Taking a corner at No. 8 is a possibility for the Panthers and could also be a strong option if the team gets a good offer to trade back.
Players to watch: Patrick Surtain II (Alabama), Jaycee Horn (South Carolina).
A former Clemson player has never been drafted by Panthers
No, it’s not going to be Trevor Lawrence playing in Charlotte, but could this be the year a former Clemson Tiger is drafted by the Panthers?
The reality that the team has never drafted someone from Clemson is one of a list of random facts that can be trotted out each draft weekend, but it stands out because of the proximity of the school to Bank of America Stadium. Currently, there are no former Clemson players on the roster.
A couple of Tigers were coached by the Panthers staff at the Senior Bowl, Amari Rodgers and Cornell Powell, and could be potential fits as Carolina works to get younger on offense.
Players to watch: WR Amari Rodgers; WR Cornell Powell; OL Jackson Carman.
Could the 10th quarterback in franchise history be drafted?
The Panthers added a new face to the quarterback room by trading for former New York Jets’ third-overall pick Sam Darnold. The organization has selected nine quarterbacks in the draft, including two in the first-round — Kerry Collins (1995) and Cam Newton (2011). Since 2011, Newton and 2019 third-round pick Will Grier have been the only quarterbacks the team has drafted.
Why this could be the year: Even after trading for Darnold, the Panthers could still draft a quarterback. It is now less likely in the first round, but taking a chance on a player on Day 2 or Day 3 is also a possibility as the team looks to get the quarterback situation straightened out.
Players to watch: Justin Fields (Ohio State), Kellen Mond (Texas A&M), Davis Mills (Stanford).
No tight end drafted in first two rounds
Tight end is not often a position addressed early in the NFL draft. Florida’s Kyle Pitts is the notable name this year, but he is likely to be off the board by the time Carolina picks at No. 8.
The Panthers have only drafted one tight end in the first three rounds of the draft — Mike Seidman 76th overall in 2003. Drafting a tight end early in Seattle was not unheard of, including Nick Vannett in the third-round in 2016.

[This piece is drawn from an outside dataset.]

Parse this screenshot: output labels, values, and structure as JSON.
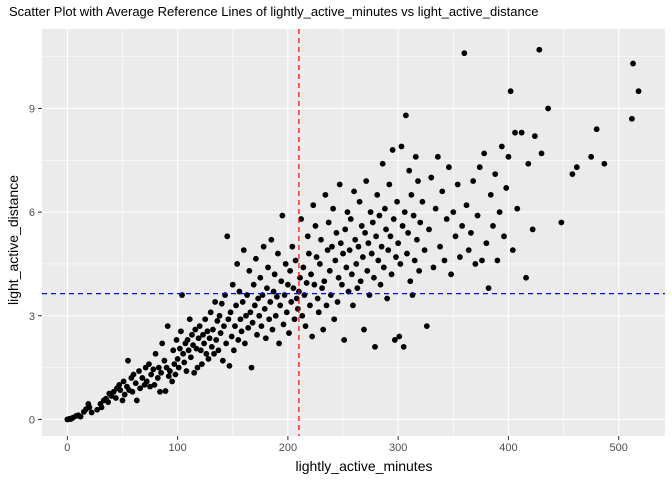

Why this could be the year: Dan Arnold was added to the tight end room this offseason, but there is still a need at the position for another top pass-catcher. The Panthers’ previous history does not involve addressing the position early, but there is a major need this year for Joe Brady’s offense and it could be something addressed earlier under coach Matt Rhule and Fitterer.
Players to watch: Pat Freiermuth (Penn State), Hunter Long (Boston College), Brevin Jordan (Miami FL).